Выбрать главу

Критики, рассыпаясь в хвалах, наперегонки изобретали новые раздушенные комплименты; отличавшиеся, как правило, трезвостью судьи выносили ошеломляющие приговоры. «Среди известных мне молодых дирижеров Саймон Рэттл обладает талантом наиболее потрясающим» — сказал суровый пианист Альфред Брендель, а восьмидесятилетний композитор Бертольд Гольдшмидт объявил его «возможно, величайшим из виденных мной дирижеров». Если вспомнить, что Гольдшмидт работал с Клемперером, Фуртвенглером, Сэллом и помогал Эриху Клайберу в подготовке первого представления «Воццека», сказанное им заслуживает самого серьезного внимания. Рэттл не лучший, чем Клайбер, бергианец, исполняя Брамса, он не достигает больших, чем Клемперер, глубин, однако ему уже присуща музыкальная разносторонность, большая той, какой смогли обзавестись эти двое, — исполняемое им простирается от Монтеверди до Мессиана и дальше.

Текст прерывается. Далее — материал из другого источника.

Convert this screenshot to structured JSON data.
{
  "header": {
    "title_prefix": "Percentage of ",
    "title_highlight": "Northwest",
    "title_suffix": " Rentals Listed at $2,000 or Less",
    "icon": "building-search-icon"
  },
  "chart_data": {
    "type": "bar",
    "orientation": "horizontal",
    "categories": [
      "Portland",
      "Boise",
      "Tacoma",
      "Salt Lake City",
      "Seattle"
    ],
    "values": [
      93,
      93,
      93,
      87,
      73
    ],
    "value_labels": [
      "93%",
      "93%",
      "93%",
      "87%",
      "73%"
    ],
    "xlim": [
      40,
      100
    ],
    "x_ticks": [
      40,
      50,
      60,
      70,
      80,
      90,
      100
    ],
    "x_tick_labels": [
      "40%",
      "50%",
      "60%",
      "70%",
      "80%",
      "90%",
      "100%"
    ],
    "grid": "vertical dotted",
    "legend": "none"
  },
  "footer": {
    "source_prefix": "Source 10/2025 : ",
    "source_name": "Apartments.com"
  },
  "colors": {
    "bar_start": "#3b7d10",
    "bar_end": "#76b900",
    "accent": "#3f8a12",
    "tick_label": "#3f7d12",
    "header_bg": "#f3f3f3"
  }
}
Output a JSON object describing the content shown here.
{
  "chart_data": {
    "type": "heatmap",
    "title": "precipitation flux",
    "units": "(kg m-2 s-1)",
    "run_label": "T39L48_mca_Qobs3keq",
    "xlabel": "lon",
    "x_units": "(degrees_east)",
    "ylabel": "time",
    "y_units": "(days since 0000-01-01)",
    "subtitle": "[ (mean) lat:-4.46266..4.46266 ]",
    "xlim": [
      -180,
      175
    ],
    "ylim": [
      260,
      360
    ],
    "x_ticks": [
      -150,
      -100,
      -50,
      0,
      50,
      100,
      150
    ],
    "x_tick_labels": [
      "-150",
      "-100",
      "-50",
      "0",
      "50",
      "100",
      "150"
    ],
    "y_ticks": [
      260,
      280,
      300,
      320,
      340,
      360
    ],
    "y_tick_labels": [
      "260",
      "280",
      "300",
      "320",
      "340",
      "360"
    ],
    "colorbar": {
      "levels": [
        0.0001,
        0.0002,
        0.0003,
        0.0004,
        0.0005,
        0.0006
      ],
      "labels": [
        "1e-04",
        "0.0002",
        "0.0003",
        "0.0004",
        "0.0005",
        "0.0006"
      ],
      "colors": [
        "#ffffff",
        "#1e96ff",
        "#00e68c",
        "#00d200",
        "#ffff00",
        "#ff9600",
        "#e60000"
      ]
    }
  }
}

Что касается собственно достижений, Рэттл к своим 35 отметился первым исполнением нескольких обреченных на долгую жизнь произведений, в том числе анархическим «Франкенштайн!!» Нали Грубера, долго ждавшей своего часа Первой симфонии Максуэлла Дэвиса и различными вещами Бриттена, извлеченными из архивов Альдебурга. Еще большее впечатление производит его способность вытаскивать шедевры из трясины неосмысленных предубеждений. «На мой взгляд, Саймон принес Десятой Малера славу, он раз и навсегда доказал, что это замечательная музыка» — сказал Брендель о сделанной Рэттлом еще в молодости записи реконструкции Дерика Кука. Леонора Гершвин, наследница композитора, отдала Рэттлу должное за «первое успешное исполнение „Порги“», — она присутствовала при глайндбёрнском триумфе этой оперы, когда состоятельная публика без стеснения обливалась слезами, наблюдая за разыгравшейся в Кэтфиш-Роу любовной трагедией. «Лишь немногие американцы поняли это, — писал один из певцов, — но в глайндбёрнское лето [1986-го] „Порги и Бесс“, наконец, достигла совершеннолетия». «Разговоры о том, что это не настоящая опера, прекратились» — подтвердил исполнивший заглавную партию Уилфорд Уайт. В оркестровом отношении, сказал Рэттл, «„Порги“ труднее „Воццека“, этой опере присуща мощь, равную которую можно встретить лишь в очень немногих произведениях искусства».

Вот это соединение убежденности с уверенностью в себе и обратило Рэттла в поразительного дирижера. Агенты и менеджеры, в отношениях с которыми он сохраняет неподступную независимость, не смогли замутить чистоту его словно бы полного неведения взгляда на мир. Он не прислушивается к принятым мнениям, пока не сформирует собственного, и принимает советы лишь от узкого круга близких людей, в который входит его жена, композитор Оливер Нассен, Брендель, Флейшман и его бирмингемский партнер Эд Смит, широко известный умением поддерживать и оркестр, и дирижера в состоянии полной готовности к работе.

Рэттл признает, что на подиуме на него оказали формирующее влияние два человека — «мои старики», любовно называет их он, — причем каждый тянул его в свою сторону. Бертольд Гольдшмидт, использовавший в своей фортепьянной сонате тональные кластеры еще до того, как их открыл Барток, увлек своего молодого друга малеровской миссией погружения в будущее. Рудольф Шварц, бывший некогда второй скрипкой венского Филармонического и переживший бельзенский концлагерь, уходит корнями в традицию более консервативную; это он научил Рэттла тому, что в музыку, которую ты исполняешь, необходимо прежде всего привносить собственное настроение (по совпадению, Шварц начал свою британскую карьеру в Борнмуте и Бирмингеме, словно бы предрекая путь будущего его протеже). Рэттл постоянно навещает обоих мэтров, помнит дни их рождения, звоня им, где бы он не находился, — это он вернул Гольдшмидта в Берлин триумфатором, исполнив его «Ciaconna Sinfonica». Дружеские отношения поддерживает Рэттл и с Джоном Карью, дирижером, наставлений которого он искал в ранней молодости и к которому продолжает питать уважение. «Многие уверяют, что это они наставили Саймона на правильный путь, — сказал Карью, — однако он всегда выбирал свой путь самостоятельно. Это феномен, простой ливерпульский мальчишка, пошедший в правильную сторону просто потому, что все нужные для этого гены у него были на месте».